Mehleb represents common ground with stakeholders

Ibrahim Mehleb’s appointment as prime minister-designate in many ways represents the current local and regional centers of economic power in Egypt — and what is to come.

Mehleb’s resume includes stints on the former ruling National Democratic Party policies committee, state-owned construction companies, the Housing Ministry and various Saudi Arabian construction firms.

At a press conference at the presidential palace Tuesday afternoon, Mehleb, the former housing minister, said he would continue the work of the current government, but played down his ability to make significant progress.

“We need to understand that our resources are limited,” he said in a somewhat avuncular tone. Mehleb falls under the ambiguous category of technocrats, which have dominated most discussions of government. Although most of Egypt’s crises over the past few years have tended to be political in nature, public figures have elevated technocrats, often interpreted as experienced politicians and businessmen. This narrow group of people most often have ties to the NDP.

Mehleb falls under this category. Before serving on the policies committee of the NDP, he gained most of his managerial experience as the head of the state-owned Arab Contractors, the largest construction firm in Egypt. The ring road, Sharm el-Sheikh Airport, and the Supreme Constitutional Court are among its most prominent projects.

He left that position to head the Housing Ministry. Yahia Shawkat, a housing researcher with the Egyptian Initiative for Personal Rights told Mada Masr that his tenure there was rather unremarkable.

“He has made himself look like he has been doing a lot, he has visited sites and projects for the Housing Ministry,” Shawkat said, adding that there was a lack of strategies, whether long or short-term, under his leadership.

“He put a lot of effort into boosting the real estate market himself, and the real estate market is on the opposite spectrum of what he should be doing. He continued in the same paradigm of housing commoditization,” he explained.

A former housing minister is a curious choice for a technocrat able to solve Egypt’s economic woes. The answer could lie more in international considerations, considering foreign real estate development and Mehleb’s involvement with land pricing and development.

The Egyptian military is the largest landholder in Egypt, and most recently has signed contracts with Emaar, a Emerati developer. State-owned Al-Ahram has toted a number of plans for the military companies to develop informal areas, likely with Gulf money.

Most public private partnerships involve Gulf companies, a phenomenon set to increase after Gulf aid poured into Egypt after the military ousted former President Mohamed Morsi last summer.

That ouster was brought on by a broad coalition of secular opposition groups, the security services and supporters of the Mubarak regime.
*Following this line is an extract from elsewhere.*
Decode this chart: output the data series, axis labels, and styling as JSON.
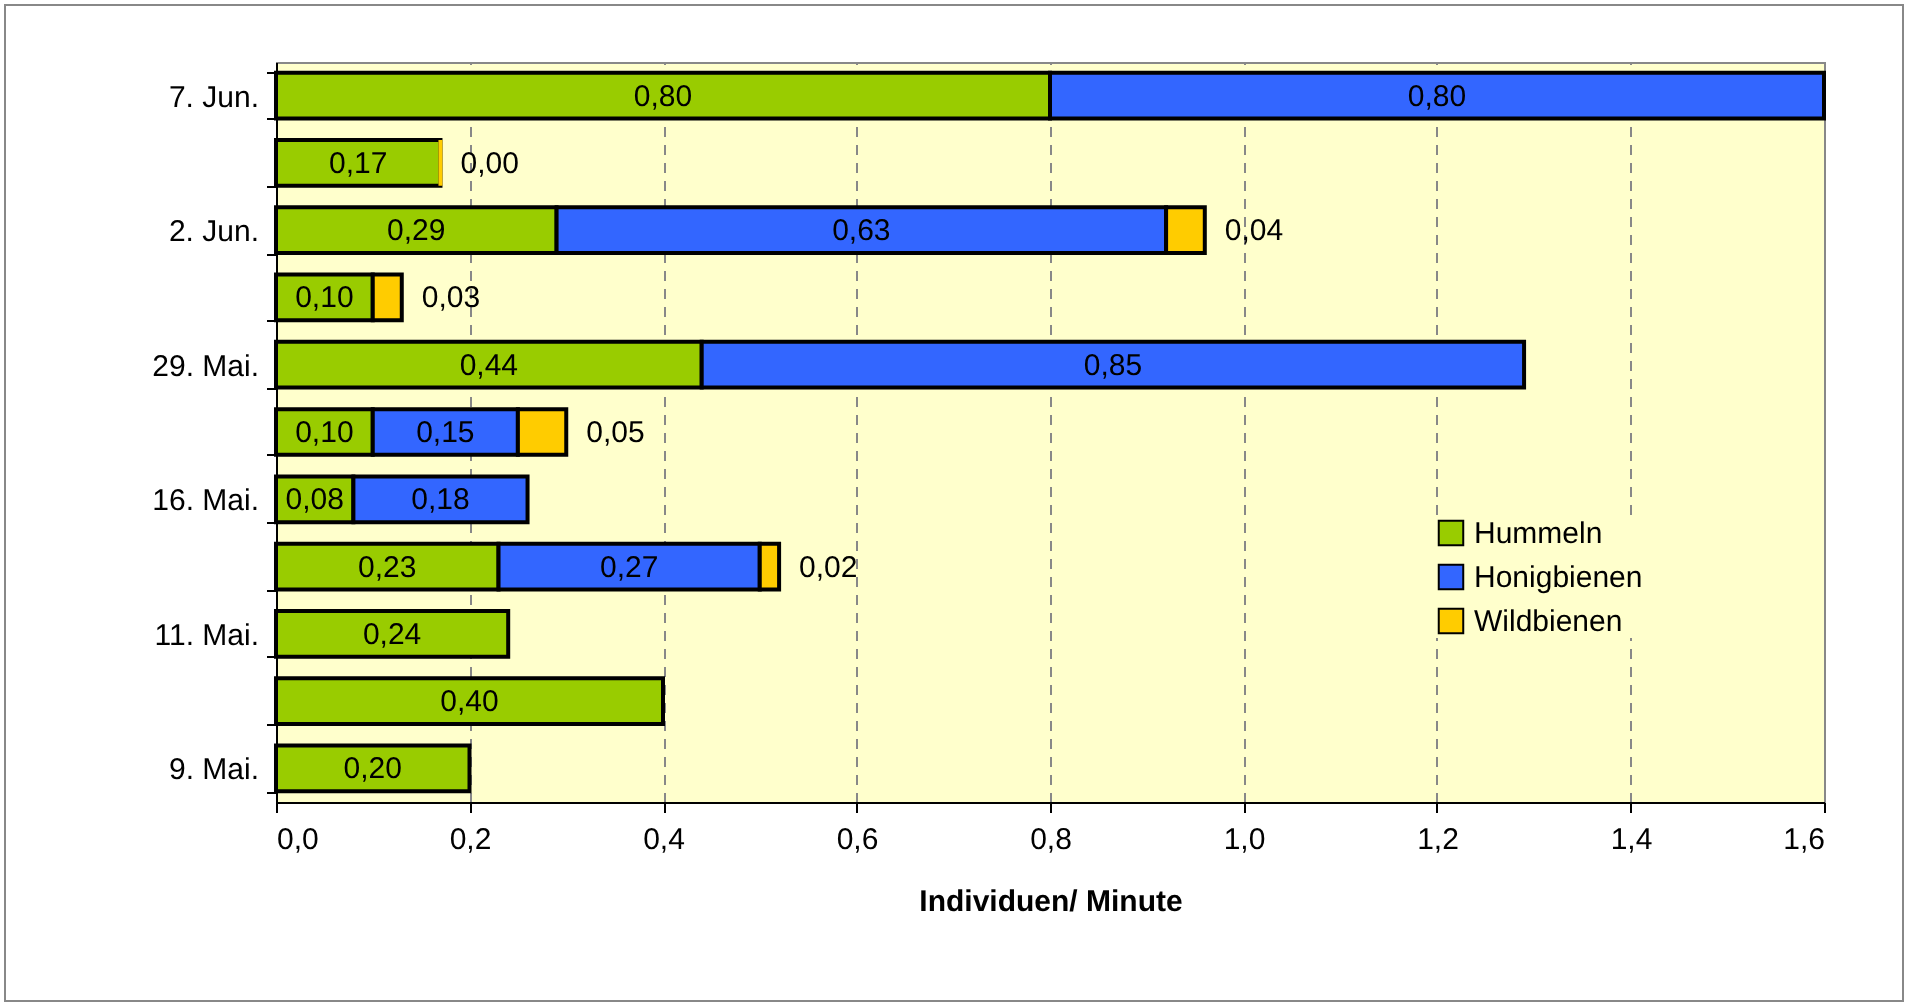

That coalition was largely represented in the first iteration of Beblawi’s cabinet, before more reform-minded and liberal figures started to submit their resignations.

Reports said that Mehleb, and the interior and defense ministers were the only members of the Cabinet to know they would all be resigning, rather there simply being limited shuffle as had been discussed for weeks. Other reports note that more progressive supporters of Morsi’s ouster will be replaced under Mehleb’s tutelage.